According to Google, Gemini Pro is a competitor to OpenAI's year-old GPT-3.5 AI model. It is supposed to outperform OpenAI's model in six out of eight benchmarks. An even more compact version, Nano (1.8B parameters and 3.25B parameters), is optimized for Android app development. The Nano models are distilled from the larger Gemini models.
The Pro and Nano will be available through the Google Cloud starting December 13, and Google says they run on its own TPU AI chips. Google does not specify parameters for the larger models. Like other providers' LLMs, Google says Gemini is still struggling with hallucinations.

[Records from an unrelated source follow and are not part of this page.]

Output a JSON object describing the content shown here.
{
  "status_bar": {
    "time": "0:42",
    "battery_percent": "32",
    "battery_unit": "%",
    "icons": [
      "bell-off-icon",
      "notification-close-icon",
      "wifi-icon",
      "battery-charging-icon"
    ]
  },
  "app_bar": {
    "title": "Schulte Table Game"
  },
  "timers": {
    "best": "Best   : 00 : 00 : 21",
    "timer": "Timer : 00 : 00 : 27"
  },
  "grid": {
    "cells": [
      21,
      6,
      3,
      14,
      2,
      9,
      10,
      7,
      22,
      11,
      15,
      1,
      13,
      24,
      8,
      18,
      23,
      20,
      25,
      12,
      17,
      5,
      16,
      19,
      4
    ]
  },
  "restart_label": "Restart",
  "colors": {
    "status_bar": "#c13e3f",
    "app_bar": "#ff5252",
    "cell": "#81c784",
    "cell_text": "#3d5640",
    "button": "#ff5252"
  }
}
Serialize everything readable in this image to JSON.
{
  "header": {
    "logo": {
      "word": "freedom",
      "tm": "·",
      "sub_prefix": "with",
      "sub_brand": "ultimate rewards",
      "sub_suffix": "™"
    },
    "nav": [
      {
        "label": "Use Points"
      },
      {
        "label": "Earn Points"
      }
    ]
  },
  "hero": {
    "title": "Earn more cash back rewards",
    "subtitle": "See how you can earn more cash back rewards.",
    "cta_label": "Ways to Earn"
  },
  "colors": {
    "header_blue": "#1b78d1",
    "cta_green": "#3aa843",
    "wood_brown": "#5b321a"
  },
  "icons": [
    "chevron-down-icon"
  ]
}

The largest version of Gemini, Ultra, is expected to outperform OpenAI's GPT-4 on popular benchmarks for text and image understanding and code generation. Ultra will be released in early 2024 and will also be integrated into an "advanced" version of the Bard chatbot (see below).
Google's benchmark results need to be confirmed by independent, third-party testers. More benchmark results are available from Deepmind.
Evaluation on a broad range of benchmarks shows that our most-capable Gemini Ultra model advances the state of the art in 30 of 32 of these benchmarks — notably being the first model to achieve human-expert performance on the well-studied exam benchmark MMLU, and improving the state of the art in every one of the 20 multimodal benchmarks we examined.
Google Deepmind, Technical Report
As expected, Gemini is multimodal, meaning it can handle text, images, audio, video, and code. Gemini does not currently offer image generation, but according to the technical documentation, this feature is available and will probably be introduced over time. Gemini can be prompted with images, text, or a combination of the two.
The following video demonstrates Gemini's multimodal capabilities.
Try Gemini Pro in Google Bard
Google is integrating Gemini with Bard in two phases. Beginning today, Bard will use a customized version of Gemini Pro English that provides enhanced features for understanding, summarizing, planning, and coding. Gemini Pro English is available in more than 170 countries and territories, according to Google.
According to Google, Gemini Pro outperformed GPT-3.5 in six out of eight benchmarks, including Massive Multitask Language Understanding (MMLU) and GSM8K, which measures elementary school-level math problem-solving skills. In independent third-party blind tests, Bard was rated the preferred free chatbot over ChatGPT, according to Google.
The second upgrade phase for Bard will introduce Bard Advanced early next year, giving users access to the most advanced models and features, starting with Gemini Ultra. It is not known if Google will charge for this, as OpenAI does for ChatGPT Plus.
Over the next year, Gemini models will be rolled out to other Google products such as search, ads, and the Workspace productivity app.
The Nano model for smartphones will be used in the Pixel 8 Pro. For example, it will create summaries of voice memos.